Consequently, with so much (loud!) music in my daily life, I’m rather fond of a bit of peace and quiet. A good book, the newspaper, and watching television are much more appealing than playing music. A box set of Game of Thrones (books or TV series) beats a box set of Wagner any day.

That’s today. It wasn’t always this way. As a student, I spent hours in the college library, listening to every recording of great opera singers I could get my hands on. As young chorus member at Opera North I spent most of my wages building up a library of recordings that would serve me well in years to come. As a young journeyman singer, I spent days/weeks/months of my life listening to other singers and analysing how they negotiated the roles in my repertoire. I can tell you which singer breathes where on which recording, which notes they cover, which they don’t, which mistakes each makes with text and notation, and appreciate, as only another opera singer can, the moments of pure technical genius they display.

In short, I listen (and have done since I was 18) to opera as a means of learning and improving upon my own craft, not as relaxation.

As a teenager, like most people my age, it was popular music that was of greater interest to me. I played the violin to a pretty decent standard, but I never listened to classical recordings. You would be much more likely to find me in a record shop on Byres Road in Glasgow, flipping through records in the heavy metal section.

Much as it might amuse me to tell an imaginary interviewer, in the most prententious way possible, “the recordings of the great bel-cantists held me spellbound throughout my formative years”, I’m afraid it just wouldn’t be true. For much of my teenage life I wore a leather jacket under a patched denim waistcoat (like the one above) bearing the logos of all my favourite heavy rock bands – AC/DC, Van Halen, Led Zeppelin, and Deep Purple.

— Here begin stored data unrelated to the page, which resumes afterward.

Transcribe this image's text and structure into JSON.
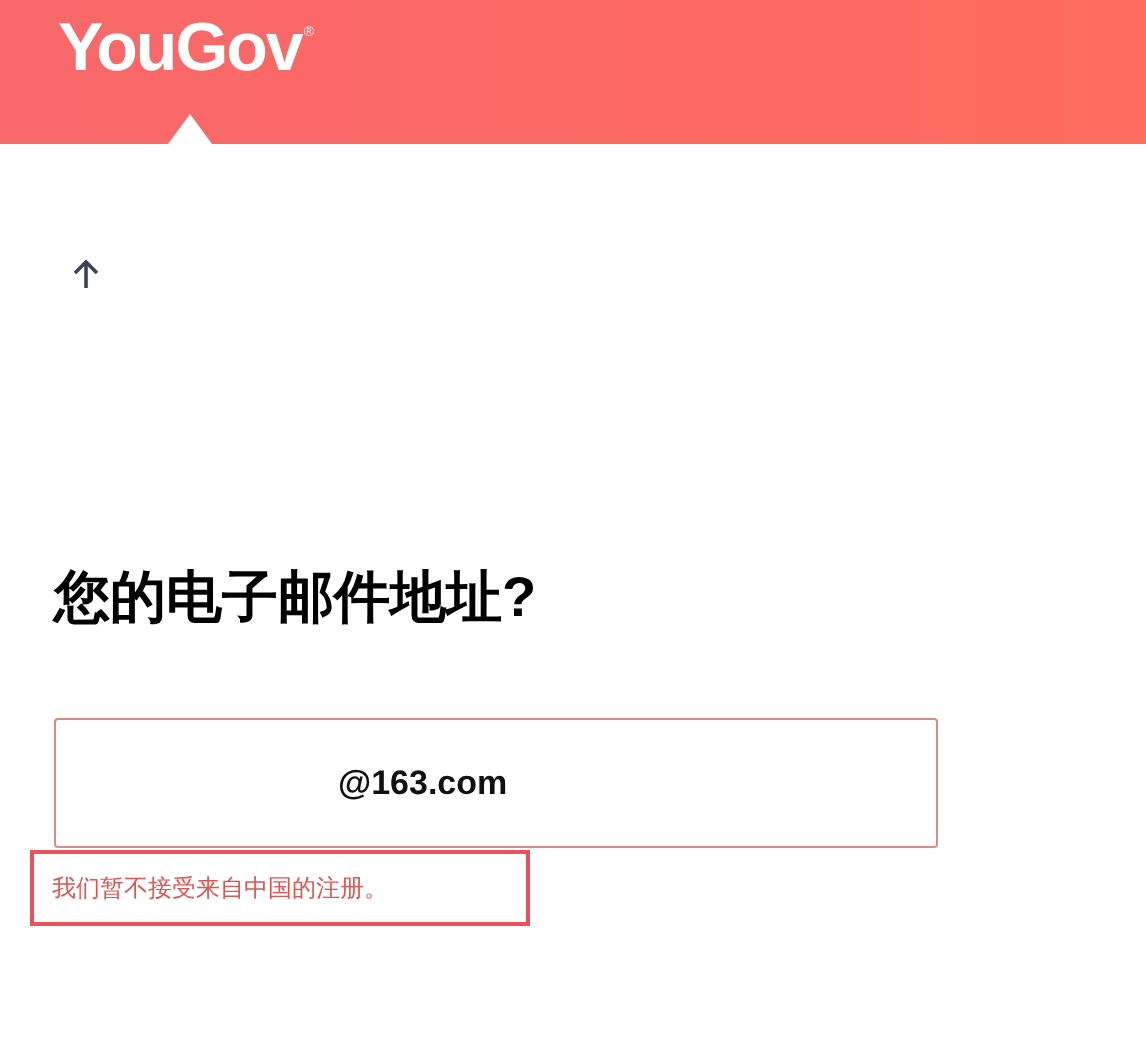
{
  "header": {
    "logo": "YouGov",
    "logo_mark": "®"
  },
  "question": "您的电子邮件地址?",
  "email_field": {
    "value": "@163.com",
    "invalid": true
  },
  "error_message": "我们暂不接受来自中国的注册。"
}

My first album was AC/DC’s Let There Be Rock, my first concert was Alice Cooper. Over the years, I came to love Motörhead and Metallica, Aerosmith, Kiss, Guns’n’Roses, and, as my tastes softened, Hendrix and Dylan. In more mainstream stuff, I like Dire Straits and Queen. Billy Joel, yes, Elton John, no. I’d like to love Bowie, but I don’t. Madness and Ska always make me smile. Punk doesn’t. I love Motown and soul. I hate the New Romantics. You can keep Blur and Oasis, The Smiths, and pretty much any pop from the 80s onwards. Except Radiohead. And Ben Folds, whose cover version of Pulp’s Common People with William Shatner is a work of genius, guaranteed to cheer up even the grumpiest of old farts.

But I rarely listen to anything anymore. Popular or classical. My car radio sits permanently tuned to MagicFM for the five-minute supermarket run, but that’s about it.

I can tell you this, though – on the rare occasions that I do feel like putting some music on, it’s never Wagner. Or Strauss. Or anything classical.

That’s too much like work.

8 Comments

  1. What a great blog, written by a fantastic singer and colleague! So much fun to read – but even more to work with you. Thank you so much!

  2. Somewhat off topic, but perhaps relating to your past: did you happen to sing Colline in La Boheme some time between 1990 and 1995? I have just bought a piece of costume from a charity shop which is labelled “La Boheme, Colline, Mr Iain Patterson” – not the correct spelling but can there be two of you singing bass parts in opera? The code on the London phone number of the costumer dates it between May 1990 and April 1995, and I just wondered if it relates to you.

  3. It perhaps says something about the randomness of the gift of a great operatic voice (which to me is a strong counter to the common charge of opera as ‘elite’), that many of you seem to have been led onto the stage by that voice rather than an early love for the artform. By the way, I guess you are aware that Billy Joel’s half-brother, Alexander, is a highly-regarded opera conductor? Fine music is fine music, and fine musicians are fine musicians, whatever the genre.